No miradouro com uma estátua do gigante Adamastor e uma vista para a ponte 25 de Abril, fico-me sob o sol escaldante a beber um chopp (aqui se diz “imperial”) da marca Sagres, quando surge um bando de ianques e franceses com crachás da Microsoft, cheiro de protetor solar e carrinhos-de-bebê. O esbanjamento de euros da classe média do continente em férias de verão, propiciado pela forte moeda comum, convive paficamente com pobres pedintes por toda parte, como, por exemplo, na rua Augusta, que se mostra um tanto decadente, os pilantras mercando drogas à porta de restaurantes caros cujas sardinhas têm uma aparência estranha (suas entranhas são estranhas) e parecem ter sido pescadas num esgoto da baía de Setúbal – “no mar”, conforme venho a saber pelo garçom brasileiro. (E então, pá!? Há muitos brasileiros garçons.)

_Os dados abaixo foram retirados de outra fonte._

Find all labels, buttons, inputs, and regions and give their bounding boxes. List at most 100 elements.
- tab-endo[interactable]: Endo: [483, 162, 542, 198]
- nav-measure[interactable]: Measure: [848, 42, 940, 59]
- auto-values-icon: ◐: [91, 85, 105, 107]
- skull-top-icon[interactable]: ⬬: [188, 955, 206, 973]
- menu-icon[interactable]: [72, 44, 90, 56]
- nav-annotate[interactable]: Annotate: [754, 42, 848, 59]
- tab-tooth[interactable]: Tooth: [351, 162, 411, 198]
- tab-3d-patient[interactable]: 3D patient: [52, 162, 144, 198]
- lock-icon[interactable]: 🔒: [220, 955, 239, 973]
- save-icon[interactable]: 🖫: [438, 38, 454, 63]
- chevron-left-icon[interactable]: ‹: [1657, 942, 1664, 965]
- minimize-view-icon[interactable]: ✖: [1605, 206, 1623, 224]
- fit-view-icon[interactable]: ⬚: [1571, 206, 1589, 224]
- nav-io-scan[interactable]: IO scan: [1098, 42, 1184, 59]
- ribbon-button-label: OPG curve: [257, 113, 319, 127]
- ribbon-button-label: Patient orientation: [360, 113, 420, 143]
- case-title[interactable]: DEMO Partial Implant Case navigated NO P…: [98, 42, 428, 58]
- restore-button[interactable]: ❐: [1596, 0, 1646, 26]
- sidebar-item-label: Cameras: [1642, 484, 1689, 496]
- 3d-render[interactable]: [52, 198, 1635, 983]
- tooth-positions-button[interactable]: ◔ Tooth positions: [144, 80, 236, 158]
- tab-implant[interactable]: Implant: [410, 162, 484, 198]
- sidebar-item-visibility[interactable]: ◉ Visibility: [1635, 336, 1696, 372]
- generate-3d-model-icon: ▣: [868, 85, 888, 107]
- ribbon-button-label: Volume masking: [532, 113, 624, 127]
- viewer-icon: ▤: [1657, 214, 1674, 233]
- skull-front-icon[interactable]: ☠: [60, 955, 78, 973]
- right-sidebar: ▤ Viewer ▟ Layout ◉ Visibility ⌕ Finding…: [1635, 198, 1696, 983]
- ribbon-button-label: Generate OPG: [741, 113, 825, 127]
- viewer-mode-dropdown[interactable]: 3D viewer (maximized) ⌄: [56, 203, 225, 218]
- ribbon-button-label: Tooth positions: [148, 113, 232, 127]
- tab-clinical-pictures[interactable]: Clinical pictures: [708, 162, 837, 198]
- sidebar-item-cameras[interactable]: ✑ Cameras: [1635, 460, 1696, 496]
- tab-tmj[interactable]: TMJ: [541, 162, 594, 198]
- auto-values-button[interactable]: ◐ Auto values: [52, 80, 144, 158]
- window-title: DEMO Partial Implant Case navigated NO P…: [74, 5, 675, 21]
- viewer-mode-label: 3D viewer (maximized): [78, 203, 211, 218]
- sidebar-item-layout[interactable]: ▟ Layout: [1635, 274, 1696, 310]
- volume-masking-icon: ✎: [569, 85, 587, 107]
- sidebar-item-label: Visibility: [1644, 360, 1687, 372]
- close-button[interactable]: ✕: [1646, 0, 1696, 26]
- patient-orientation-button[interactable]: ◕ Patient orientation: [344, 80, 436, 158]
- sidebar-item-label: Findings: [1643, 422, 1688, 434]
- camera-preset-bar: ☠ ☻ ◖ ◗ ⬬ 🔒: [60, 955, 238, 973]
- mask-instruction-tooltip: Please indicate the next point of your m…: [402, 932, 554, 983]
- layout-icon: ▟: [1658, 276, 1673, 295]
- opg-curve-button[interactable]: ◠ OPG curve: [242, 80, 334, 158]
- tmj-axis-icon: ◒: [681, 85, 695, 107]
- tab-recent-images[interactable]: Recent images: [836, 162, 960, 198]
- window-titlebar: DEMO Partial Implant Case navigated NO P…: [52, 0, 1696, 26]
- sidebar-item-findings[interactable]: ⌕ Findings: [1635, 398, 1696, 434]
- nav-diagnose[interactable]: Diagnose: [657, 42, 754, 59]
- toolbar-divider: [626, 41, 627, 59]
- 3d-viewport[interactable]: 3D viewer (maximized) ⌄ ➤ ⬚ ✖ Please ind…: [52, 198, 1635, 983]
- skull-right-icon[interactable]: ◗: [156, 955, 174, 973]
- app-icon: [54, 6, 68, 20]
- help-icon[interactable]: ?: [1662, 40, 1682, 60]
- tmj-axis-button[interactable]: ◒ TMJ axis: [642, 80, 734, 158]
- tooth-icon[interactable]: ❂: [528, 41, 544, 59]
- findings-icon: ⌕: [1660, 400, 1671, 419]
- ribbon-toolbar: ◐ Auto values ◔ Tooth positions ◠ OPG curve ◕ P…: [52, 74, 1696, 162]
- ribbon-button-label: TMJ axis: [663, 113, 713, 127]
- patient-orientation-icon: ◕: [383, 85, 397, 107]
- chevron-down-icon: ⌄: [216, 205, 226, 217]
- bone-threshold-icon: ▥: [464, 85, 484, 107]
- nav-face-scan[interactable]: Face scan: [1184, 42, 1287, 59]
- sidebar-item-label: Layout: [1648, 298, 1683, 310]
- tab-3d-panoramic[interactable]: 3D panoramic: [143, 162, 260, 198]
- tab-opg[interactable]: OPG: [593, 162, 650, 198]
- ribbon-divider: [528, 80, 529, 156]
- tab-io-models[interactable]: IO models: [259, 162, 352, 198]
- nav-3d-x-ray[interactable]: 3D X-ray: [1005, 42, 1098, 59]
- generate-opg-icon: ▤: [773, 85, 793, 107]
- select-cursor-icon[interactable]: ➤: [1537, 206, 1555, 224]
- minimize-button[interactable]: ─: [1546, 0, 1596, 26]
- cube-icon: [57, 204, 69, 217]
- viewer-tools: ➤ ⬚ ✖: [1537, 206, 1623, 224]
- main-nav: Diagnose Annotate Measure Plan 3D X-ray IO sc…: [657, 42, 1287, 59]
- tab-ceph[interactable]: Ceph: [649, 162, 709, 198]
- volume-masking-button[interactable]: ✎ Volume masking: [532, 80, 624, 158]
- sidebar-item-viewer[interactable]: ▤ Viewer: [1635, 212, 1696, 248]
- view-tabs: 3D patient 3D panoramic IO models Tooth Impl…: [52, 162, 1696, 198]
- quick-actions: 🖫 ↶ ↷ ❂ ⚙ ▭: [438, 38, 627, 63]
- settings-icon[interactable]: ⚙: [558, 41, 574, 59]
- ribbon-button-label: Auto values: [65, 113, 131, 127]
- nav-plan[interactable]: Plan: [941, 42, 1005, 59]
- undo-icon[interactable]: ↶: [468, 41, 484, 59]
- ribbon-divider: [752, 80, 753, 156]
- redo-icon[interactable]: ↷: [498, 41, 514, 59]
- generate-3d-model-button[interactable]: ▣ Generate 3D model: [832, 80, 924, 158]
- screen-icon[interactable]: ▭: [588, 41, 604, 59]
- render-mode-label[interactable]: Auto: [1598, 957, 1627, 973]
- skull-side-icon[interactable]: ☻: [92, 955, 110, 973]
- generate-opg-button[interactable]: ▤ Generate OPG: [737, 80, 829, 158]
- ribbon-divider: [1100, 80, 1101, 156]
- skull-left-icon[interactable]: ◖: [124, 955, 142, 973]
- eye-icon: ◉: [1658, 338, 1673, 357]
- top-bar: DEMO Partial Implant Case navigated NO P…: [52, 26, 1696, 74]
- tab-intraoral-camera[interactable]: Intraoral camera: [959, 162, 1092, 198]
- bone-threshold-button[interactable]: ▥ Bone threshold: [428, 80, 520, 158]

No feriado da Assunção de Nossa Senhora (15 de agosto), a situação no bairro de Belém chega a ser intolerável: turistas, em flagrante excesso, picnicam na Praça Afonso de Albuquerque e deixam lixo no jardim público, sujam o Tejo com garrafas de plástico, cacarejam interjeições estúpidas e congestionam lanchonetes e acessos a sítios históricos, uma horda desordenada de saqueadores de paisagens, fotografando e filmando com compulsão.

Para livrar-me por um momento os ouvidos e as vistas de suas presenças, fecho-me na guarita frontal direita da bateria alta do Baluarte do Restelo (a Torre de Belém, ou de São Vicente, fortificação construída no início do século XVI para a defesa da barra do Tejo), logo acima das águas verdes brilhando ao sol alto, bem diante das fraldas verdes da margem sul do rio, os “arvoredos da outra-banda” (Alberto Pimentel, Fotografias de Lisboa, p. 21), onde são terras de Almada, fruindo o vento frio que vem do leste e segurando com força a folha em que escrevo para que não voe. Os minutos passam e não me mexo, sentinela a espreitar um possível ataque inimigo que porventura surja a montante, e eu insisto mais alguns instantes na função de defender este silêncio e este sossego tão a custo conquistados, no cais de onde partiram as frotas que descobriram o caminho das Índias (1498) e o Brasil (1500).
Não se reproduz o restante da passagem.